Na mesma entrevista, o médio abordou a sua passagem pelo Tottenham, onde foi orientado por Maurício Pochettino e José Mourinho e passou momentos difíceis, sobretudo com o treinador português. O jogador começou por dizer que a saída do argentino lhe custou bastante, pois a relação que tinha com ele era mais do que treinador-jogador:

«A sua partida definitivamente afetou-me», começou por dizer. «Não poderia ter pedido um treinador melhor durante o tempo em que estive lá. Ele e a sua equipa são pessoas incríveis e mostraram uma compreensão excecional. A nossa relação não era apenas de jogador e treinador, era algo mais profundo. Ele entendia as decisões que eu estava a tomar e preocupava-se comigo como pessoa, antes mesmo de me preocupar com o futebol. Foi exatamente do que eu precisava naquela altura», reconheceu.

Sobre a chegada do special one aos ‘Spurs’, Dele afirma que as coisas não começaram bem porque havia perdido o lugar: «Provavelmente, o momento mais triste para mim foi quando o Mourinho era o treinador e deixou de me dar oportunidades de jogar. Lembro-me de estar num estado emocional muito frágil e olhar-me ao espelho a questionar se poderia reformar-me aos 24 anos, fazendo aquilo que amo. Isso partiu-me o coração, ter sequer pensado nisso. Foi muito doloroso e foi mais um fardo que tive de carregar.»

Alli admitiu também que o seu comportamento durante esse período não foi adequado, mas também destacou que a sua reação não foi algo que ele pudesse controlar completamente.

Durante o tempo em que ambos coincidiram no Tottenham, foi revelada uma conversa no documentário «All or Nothing», que mostra os bastidores da passagem do treinador Português pelo Tottenham, onde Mourinho explica ao médio que tinha de exigir mais dele mesmo. «Não culpo Mourinho, não culpo ninguém. A minha reação não foi correta, mas não era algo que eu controlasse», admitiu.

Alli está agora a caminhar para um momento mais positivo, tendo recentemente procurado reabilitação durante seis semanas para lidar com a sua dependência e os traumas que o afetaram.

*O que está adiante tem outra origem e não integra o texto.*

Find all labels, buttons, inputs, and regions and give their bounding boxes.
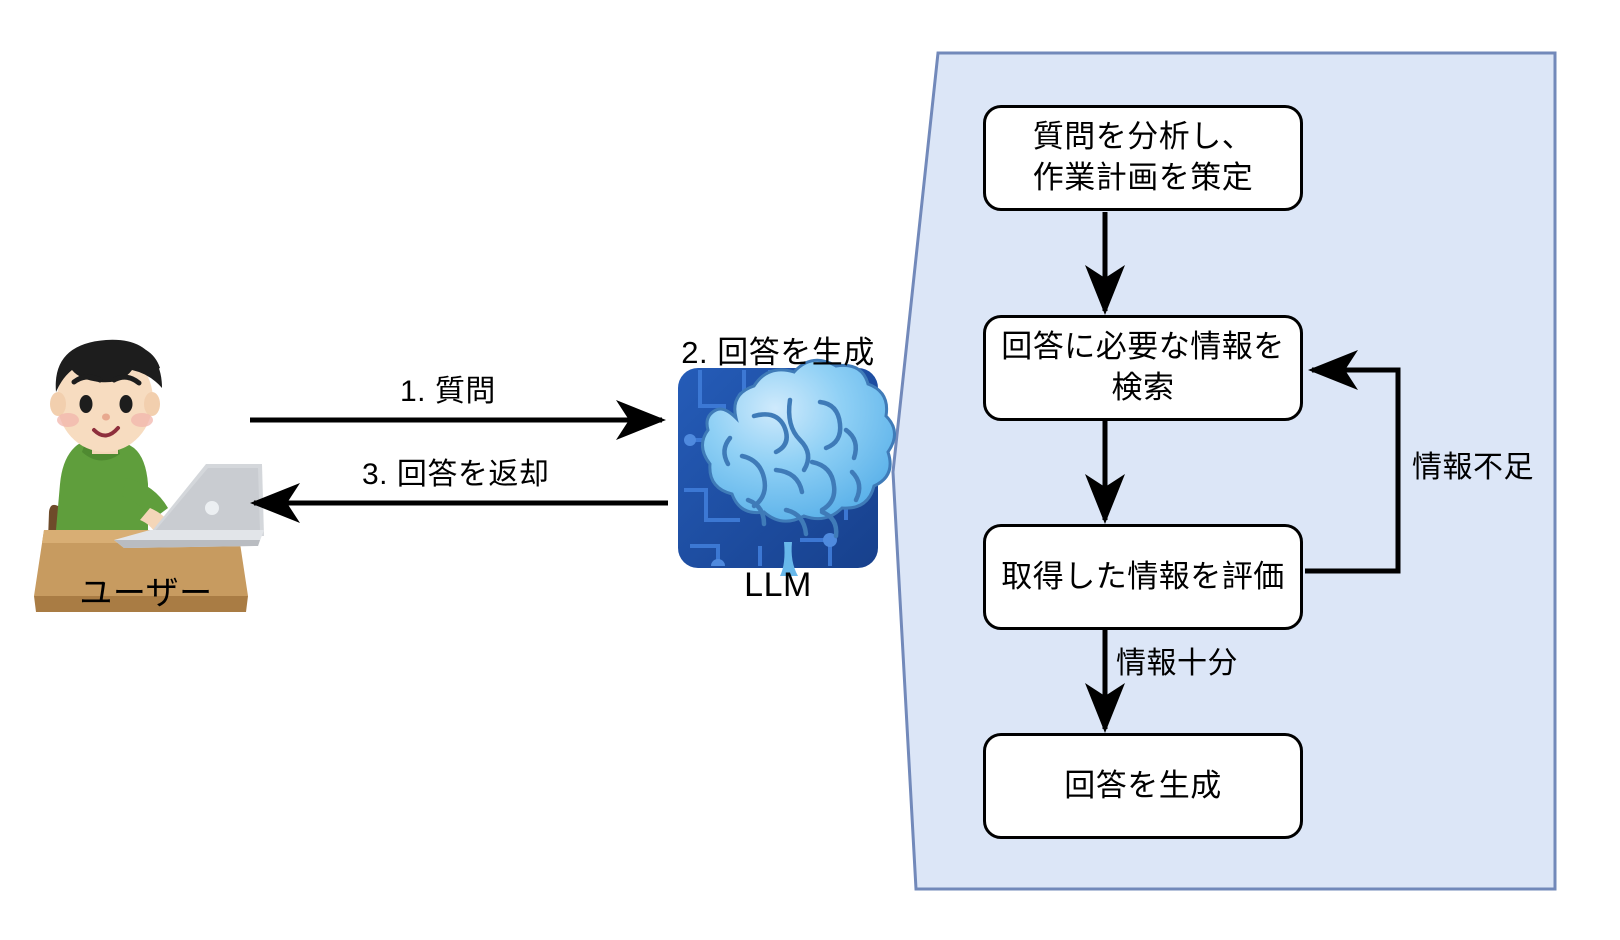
message-label-question: 1. 質問 bbox=[400, 366, 496, 410]
flow-step-search-information[interactable]: 回答に必要な情報を 検索 bbox=[983, 315, 1303, 421]
message-label-answer: 3. 回答を返却 bbox=[362, 449, 549, 493]
user-label: ユーザー bbox=[0, 566, 292, 614]
llm-chip-illustration bbox=[678, 360, 895, 576]
flow-step-generate-answer[interactable]: 回答を生成 bbox=[983, 733, 1303, 839]
flow-step-evaluate-information[interactable]: 取得した情報を評価 bbox=[983, 524, 1303, 630]
edge-label-insufficient: 情報不足 bbox=[1412, 442, 1534, 486]
diagram-canvas: ユーザー LLM 2. 回答を生成 1. 質問 3. 回答を返却 情報不足 情報… bbox=[0, 0, 1620, 940]
llm-top-label: 2. 回答を生成 bbox=[648, 327, 908, 372]
diagram-vector-layer bbox=[0, 0, 1620, 940]
flow-step-analyze-question[interactable]: 質問を分析し、 作業計画を策定 bbox=[983, 105, 1303, 211]
llm-label: LLM bbox=[678, 566, 878, 605]
edge-label-sufficient: 情報十分 bbox=[1116, 638, 1238, 682]
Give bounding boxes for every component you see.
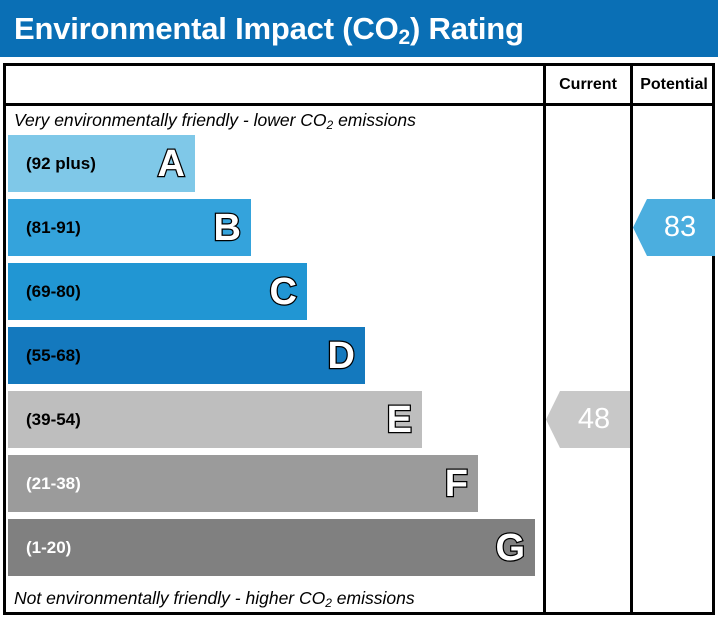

«Quando regressei da Turquia [após um empréstimo ao Besiktas], descobri que precisava de um tratamento. Encontrava-me num mau estado mental. Decidi procurar um centro de reabilitação moderno que trata de dependência, saúde mental e traumas. Senti que era o momento certo para mim.», acrescentou.

O médio explicou tratar-se de uma decisão que apenas ele poderia ter tomado:

«Não se pode ser mandado para lá, é uma decisão que tem de ser tomada por si próprio. Estava preso num ciclo vicioso. Estava a depender de coisas que me estavam a fazer mal. Acordava todos os dias, lutava para ir treinar todos os dias, sorria - mostrava que estava feliz. Por dentro, estava a perder a batalha e era altura de mudar. Quando me disseram que precisava de cirurgia, senti as mesmas emoções que senti quando o ciclo começou.»

«Então, decidi ir para lá durante seis semanas. O Everton foi incrível e apoiou-me incondicionalmente, e serei eternamente grato. Foram honestos e compreensivos. Não poderia ter pedido mais, especialmente num momento em que tomei a decisão mais importante da minha vida - fazer algo que me assustava. Estou feliz por tê-lo feito.», admitiu.

Dele Alli explicou ainda como é realmente entrar num programa de reabilitação, afirmando ter encontrado um lugar sombrio: «Ainda existe um estigma em torno deste assunto, e é algo que as pessoas evitam enfrentar. Entrar numa clínica de reabilitação é assustador, mas nunca poderia imaginar o quanto iria beneficiar com isso. Encontrava-me num lugar sombrio. Muitas coisas aconteceram-me quando era mais jovem que eu não conseguia compreender, e acabei por tomar decisões estúpidas pelas quais me culpo.»

«Quando procurei reabilitação e comecei a aprender mais sobre mim mesmo, percebi que muitas destas situações estiveram fora do meu controlo. Compreender e aprender ajudou-me a libertar-me das emoções negativas que me estavam a atrasar.», concluiu o jogador.